Le préfet de la Lékoumou, Micheline Ngeussemi, quant à elle, a invité les sous-préfets à jouer un rôle rigoureux et les populations à prendre conscience pour les activités de ce projet. « Lisungi apporte à ceux qui vivent dans l’extrême pauvreté une lueur d’espoir. Pour le déploiement des activités génératrices de revenu ce département a de nombreux atouts », a-t-elle indiqué.

Les réfugiés  et les autochtones vont aussi bénéficier des allocations

En prélude à la phase décisive pour l’obtention de différentes allocations du projet Lisungi, l’autre étape pour le choix des ménages consistera à mener aussi des investigations, entre autres, géographique, à base communautaire ainsi que les enquêtes sociales et scientifiques, a indiqué le coordonnateur du projet Lisungi, Alfred Constant Kiakouama.

« Les réfugiés en terre congolaise, les autochtones et les communautés d’accueils vont bénéficier des allocations du projet Lisungi. Nous travaillons avec le HCR, le Congo est éligible parce qu’on avait accueilli plusieurs milliers de réfugiés », a souligné la ministre des Affaires sociales et de l’Action humanitaire, Antoinette Dinga Dzondo.

Le Congo a enregistré en 2017 plus de soixante mille réfugiés. Le pays a aussi reçu du HCR un financement additionnel permettant au projet Lisungi d’assister les réfugiés dans les départements de la Likouala, Pointe-Noire et Brazzaville.

« Les enfants habitant les ménages pauvres doivent aller à l’école, manger et se faire soigner dans les centres de santé. Les ménages ont initié et développer les activités génératrices de revenus dont nous appuyons.
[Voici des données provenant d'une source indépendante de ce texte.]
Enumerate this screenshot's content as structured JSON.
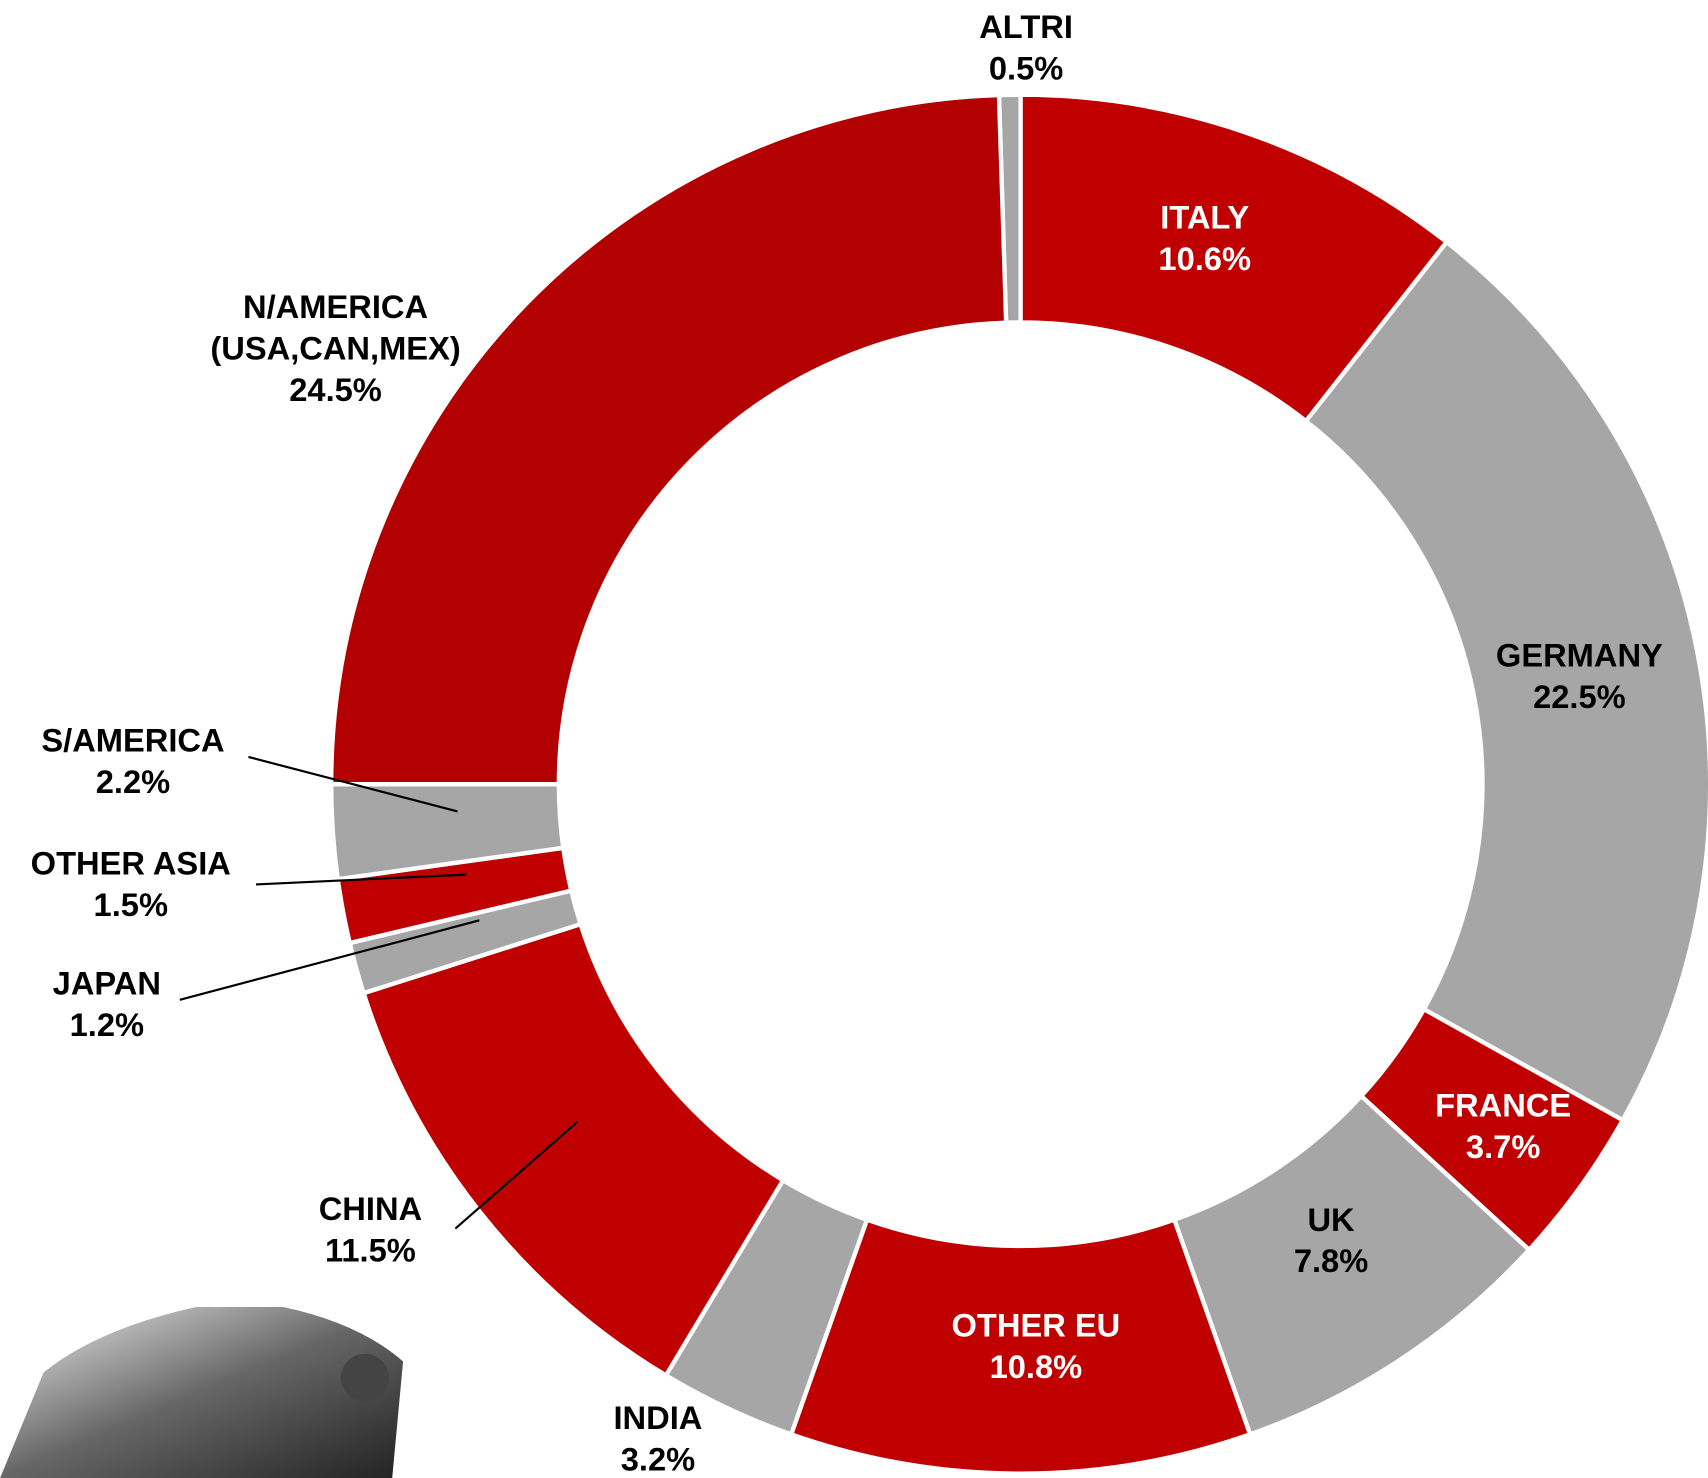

Si nous vérifions que tout cela ne se fait pas, on suspend l’allocation du ménage. Le projet Lisungi est l’une des stratégies du gouvernement à lutter contre la pauvreté », a-t-elle laissé entendre.

Lancé en 2015, le projet Lisungi avait octroyé, la même année, des allocations pour la santé, la scolarisation des enfants, la formation qualifiante, les activités génératrices de revenus (Agr) ainsi que pour les personnes âgées vulnérables dans les seize zones de couverture à neuf mille huit cent-vingt-quatre ménages. Il a connu une interruption de ses activités entre 2016 et 2017. Le projet a été relancé en mai 2018.